じつは何度か映画業界に入れるチャンスはありました。撮影所でエキストラをしているとき、お世話になっていたエキストラ専門のプロダクションの社長が、裏方志望の僕のために助監督になる話を持って来てくれました。当時僕は21歳、もっと色々な世界が見たいと即答で断りました。
大手映画会社のシナリオ研究所で学んでいたとき、その気さえあれば、活躍する作家先生に弟子入りすることもできました。実際に大御所作家を師事していた同期の者もいましたが、私は人に束縛されず自由に人生を謳歌したいという気持ちが強く、誰かに師事する気にはなれませんでした。それに傍若無人な態度だった当時の私を受け入れてくれる作家先生など、どこにもいなかったと思います。
シナリオ作成のことを一通り学んだ20代後半のときに教育映画を製作する会社(都内)に、シナリオを書かせてくれるという前提で、プロデューサー(資金集めの営業マン)として採用されました。経験を積むには最適な職場でしたが、拘束時間が長く、体調も崩し1ヶ月ほどで退社して、奈良の実家に戻りました。
それから20年近くが経ちました。

ときどき、「もっと真剣に夢と向き合うんだった」と自責の念に駆られることがあります。同時に、自由気ままに生きて来られたことにとても感謝をしています。

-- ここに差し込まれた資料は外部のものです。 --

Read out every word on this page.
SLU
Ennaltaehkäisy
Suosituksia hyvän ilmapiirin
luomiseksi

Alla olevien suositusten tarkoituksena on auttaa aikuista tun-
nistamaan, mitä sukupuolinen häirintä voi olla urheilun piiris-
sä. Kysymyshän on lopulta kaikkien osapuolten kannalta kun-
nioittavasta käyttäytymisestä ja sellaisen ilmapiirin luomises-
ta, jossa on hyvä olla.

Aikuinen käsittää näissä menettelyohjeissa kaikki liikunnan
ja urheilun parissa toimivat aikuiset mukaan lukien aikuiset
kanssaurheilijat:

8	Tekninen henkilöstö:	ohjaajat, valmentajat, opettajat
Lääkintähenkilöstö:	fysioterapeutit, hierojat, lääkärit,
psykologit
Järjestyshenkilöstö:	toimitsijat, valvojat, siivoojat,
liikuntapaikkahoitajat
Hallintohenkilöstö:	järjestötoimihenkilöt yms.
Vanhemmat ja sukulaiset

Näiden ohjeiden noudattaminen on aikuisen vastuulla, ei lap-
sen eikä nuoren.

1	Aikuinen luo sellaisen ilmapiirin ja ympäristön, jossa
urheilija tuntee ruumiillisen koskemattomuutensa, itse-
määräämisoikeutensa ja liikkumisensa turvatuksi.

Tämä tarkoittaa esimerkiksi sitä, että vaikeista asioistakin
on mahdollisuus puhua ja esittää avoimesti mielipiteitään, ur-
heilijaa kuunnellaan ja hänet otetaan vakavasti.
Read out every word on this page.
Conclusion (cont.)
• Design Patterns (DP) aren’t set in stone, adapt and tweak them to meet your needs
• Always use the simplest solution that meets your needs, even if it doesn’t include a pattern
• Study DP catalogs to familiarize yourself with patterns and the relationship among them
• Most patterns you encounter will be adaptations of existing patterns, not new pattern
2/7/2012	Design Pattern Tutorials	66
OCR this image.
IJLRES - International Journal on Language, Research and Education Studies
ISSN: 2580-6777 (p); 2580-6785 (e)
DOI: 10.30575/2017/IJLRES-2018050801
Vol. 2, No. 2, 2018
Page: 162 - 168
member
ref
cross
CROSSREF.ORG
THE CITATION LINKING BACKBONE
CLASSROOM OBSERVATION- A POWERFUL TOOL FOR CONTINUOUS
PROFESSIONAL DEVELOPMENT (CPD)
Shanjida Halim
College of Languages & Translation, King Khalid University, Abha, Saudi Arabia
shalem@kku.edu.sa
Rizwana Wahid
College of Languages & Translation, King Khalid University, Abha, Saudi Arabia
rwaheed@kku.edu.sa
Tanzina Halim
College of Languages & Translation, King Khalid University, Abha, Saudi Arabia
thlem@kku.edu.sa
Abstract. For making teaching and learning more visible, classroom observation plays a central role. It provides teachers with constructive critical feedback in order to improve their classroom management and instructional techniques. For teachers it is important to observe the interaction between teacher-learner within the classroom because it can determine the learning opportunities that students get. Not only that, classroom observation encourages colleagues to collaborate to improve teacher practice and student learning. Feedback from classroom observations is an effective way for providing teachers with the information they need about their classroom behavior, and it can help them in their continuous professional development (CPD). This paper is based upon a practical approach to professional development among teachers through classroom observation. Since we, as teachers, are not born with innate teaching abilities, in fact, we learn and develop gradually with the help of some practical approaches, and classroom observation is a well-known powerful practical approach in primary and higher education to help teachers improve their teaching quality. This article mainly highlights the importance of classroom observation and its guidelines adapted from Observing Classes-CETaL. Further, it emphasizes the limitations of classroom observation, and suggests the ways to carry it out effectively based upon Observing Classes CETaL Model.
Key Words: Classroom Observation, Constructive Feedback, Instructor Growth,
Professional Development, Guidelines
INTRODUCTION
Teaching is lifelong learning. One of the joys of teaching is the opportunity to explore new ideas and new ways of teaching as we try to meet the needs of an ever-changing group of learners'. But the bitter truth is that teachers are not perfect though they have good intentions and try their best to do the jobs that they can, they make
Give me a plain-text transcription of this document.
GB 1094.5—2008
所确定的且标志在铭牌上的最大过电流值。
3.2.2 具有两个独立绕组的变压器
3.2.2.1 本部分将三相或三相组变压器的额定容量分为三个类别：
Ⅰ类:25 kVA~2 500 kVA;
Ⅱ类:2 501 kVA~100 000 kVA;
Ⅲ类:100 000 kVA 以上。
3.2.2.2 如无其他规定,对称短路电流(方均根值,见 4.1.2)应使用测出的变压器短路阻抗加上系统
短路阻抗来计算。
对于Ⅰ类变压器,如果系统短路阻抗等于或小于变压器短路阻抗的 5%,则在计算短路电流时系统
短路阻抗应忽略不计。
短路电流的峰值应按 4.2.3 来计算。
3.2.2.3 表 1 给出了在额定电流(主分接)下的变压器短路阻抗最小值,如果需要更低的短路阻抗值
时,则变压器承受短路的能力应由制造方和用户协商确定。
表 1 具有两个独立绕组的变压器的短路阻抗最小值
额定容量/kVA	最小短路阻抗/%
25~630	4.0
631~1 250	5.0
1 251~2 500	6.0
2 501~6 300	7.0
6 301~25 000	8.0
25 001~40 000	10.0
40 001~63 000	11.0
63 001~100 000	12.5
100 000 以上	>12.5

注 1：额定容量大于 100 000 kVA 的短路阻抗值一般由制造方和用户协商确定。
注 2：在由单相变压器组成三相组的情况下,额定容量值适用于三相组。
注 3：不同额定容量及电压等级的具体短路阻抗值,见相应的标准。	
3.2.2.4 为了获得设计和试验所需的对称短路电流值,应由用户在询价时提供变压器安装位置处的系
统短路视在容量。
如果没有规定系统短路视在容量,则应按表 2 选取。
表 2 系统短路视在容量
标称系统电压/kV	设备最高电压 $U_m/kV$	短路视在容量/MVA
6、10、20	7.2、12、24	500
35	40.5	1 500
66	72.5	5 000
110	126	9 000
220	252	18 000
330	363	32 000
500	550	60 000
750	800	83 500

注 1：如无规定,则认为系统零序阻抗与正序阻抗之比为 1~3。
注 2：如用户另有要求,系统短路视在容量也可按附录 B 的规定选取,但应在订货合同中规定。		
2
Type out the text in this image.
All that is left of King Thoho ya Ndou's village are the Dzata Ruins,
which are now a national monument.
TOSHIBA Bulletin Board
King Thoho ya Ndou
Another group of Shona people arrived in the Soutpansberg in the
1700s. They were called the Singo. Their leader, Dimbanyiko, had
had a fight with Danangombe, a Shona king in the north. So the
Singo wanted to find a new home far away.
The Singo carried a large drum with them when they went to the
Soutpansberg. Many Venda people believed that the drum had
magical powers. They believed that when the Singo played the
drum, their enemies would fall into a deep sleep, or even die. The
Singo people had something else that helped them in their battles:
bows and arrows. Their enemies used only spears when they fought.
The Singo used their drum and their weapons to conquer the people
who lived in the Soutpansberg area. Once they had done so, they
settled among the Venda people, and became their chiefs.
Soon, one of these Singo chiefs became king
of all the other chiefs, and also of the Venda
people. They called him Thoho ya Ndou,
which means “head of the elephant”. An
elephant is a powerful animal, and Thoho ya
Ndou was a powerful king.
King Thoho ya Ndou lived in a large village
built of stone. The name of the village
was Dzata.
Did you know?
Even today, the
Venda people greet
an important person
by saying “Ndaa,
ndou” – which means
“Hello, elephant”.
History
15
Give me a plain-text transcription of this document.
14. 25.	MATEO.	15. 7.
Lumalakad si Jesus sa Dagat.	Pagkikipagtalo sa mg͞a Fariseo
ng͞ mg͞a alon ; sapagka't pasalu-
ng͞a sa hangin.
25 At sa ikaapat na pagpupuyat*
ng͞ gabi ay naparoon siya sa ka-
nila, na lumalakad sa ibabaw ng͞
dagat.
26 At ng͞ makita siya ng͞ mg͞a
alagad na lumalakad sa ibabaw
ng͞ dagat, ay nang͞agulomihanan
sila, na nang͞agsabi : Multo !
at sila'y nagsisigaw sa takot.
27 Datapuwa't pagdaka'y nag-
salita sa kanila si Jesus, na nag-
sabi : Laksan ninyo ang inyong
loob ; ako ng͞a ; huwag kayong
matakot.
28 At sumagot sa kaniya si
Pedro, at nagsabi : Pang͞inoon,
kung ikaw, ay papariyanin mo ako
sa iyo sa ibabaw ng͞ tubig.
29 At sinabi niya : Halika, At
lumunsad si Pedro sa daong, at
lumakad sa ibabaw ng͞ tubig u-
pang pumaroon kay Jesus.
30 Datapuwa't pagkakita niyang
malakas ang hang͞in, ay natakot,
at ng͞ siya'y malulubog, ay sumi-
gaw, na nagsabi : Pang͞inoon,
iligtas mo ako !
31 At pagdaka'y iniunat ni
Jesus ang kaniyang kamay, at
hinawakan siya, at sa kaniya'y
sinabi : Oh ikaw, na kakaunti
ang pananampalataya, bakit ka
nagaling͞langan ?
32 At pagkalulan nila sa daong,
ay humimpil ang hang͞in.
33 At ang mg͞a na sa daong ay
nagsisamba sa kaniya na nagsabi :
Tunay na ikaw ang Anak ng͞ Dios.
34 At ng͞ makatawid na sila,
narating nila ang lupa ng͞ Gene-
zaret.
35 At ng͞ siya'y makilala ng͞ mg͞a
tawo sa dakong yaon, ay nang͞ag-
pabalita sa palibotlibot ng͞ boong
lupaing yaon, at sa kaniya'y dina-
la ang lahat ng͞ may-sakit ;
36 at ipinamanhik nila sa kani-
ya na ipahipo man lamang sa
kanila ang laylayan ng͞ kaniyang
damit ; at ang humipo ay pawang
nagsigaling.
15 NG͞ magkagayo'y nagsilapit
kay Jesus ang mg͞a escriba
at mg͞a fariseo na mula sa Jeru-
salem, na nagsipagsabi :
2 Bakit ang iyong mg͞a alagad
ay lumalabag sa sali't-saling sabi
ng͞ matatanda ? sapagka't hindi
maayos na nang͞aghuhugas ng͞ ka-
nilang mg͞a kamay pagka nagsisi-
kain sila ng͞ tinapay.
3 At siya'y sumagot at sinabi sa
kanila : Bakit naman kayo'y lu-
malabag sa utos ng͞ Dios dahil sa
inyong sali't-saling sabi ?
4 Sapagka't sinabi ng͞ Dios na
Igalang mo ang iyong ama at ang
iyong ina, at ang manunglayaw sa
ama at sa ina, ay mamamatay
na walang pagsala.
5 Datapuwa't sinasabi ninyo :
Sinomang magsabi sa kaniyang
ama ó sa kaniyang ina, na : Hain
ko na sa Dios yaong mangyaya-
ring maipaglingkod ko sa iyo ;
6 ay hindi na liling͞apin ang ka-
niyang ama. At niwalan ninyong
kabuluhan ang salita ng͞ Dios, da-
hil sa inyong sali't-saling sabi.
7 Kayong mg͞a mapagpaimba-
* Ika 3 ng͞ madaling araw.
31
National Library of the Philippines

あと1ヶ月あまりで48歳を迎える中年独身男ですが、やりたいことは尽きません。改めて考えてみると、20歳の頃に描いた同様の夢を実現しようと思えば、今からでも、今の仕事をしながらでも充分に実現できるように思えます。
ただ、映画製作に携わりたい、映画シナリオを書きたという熱い思いは正直ありません。
そろそろ、また自分探しの旅に出たいと思う今日この頃です。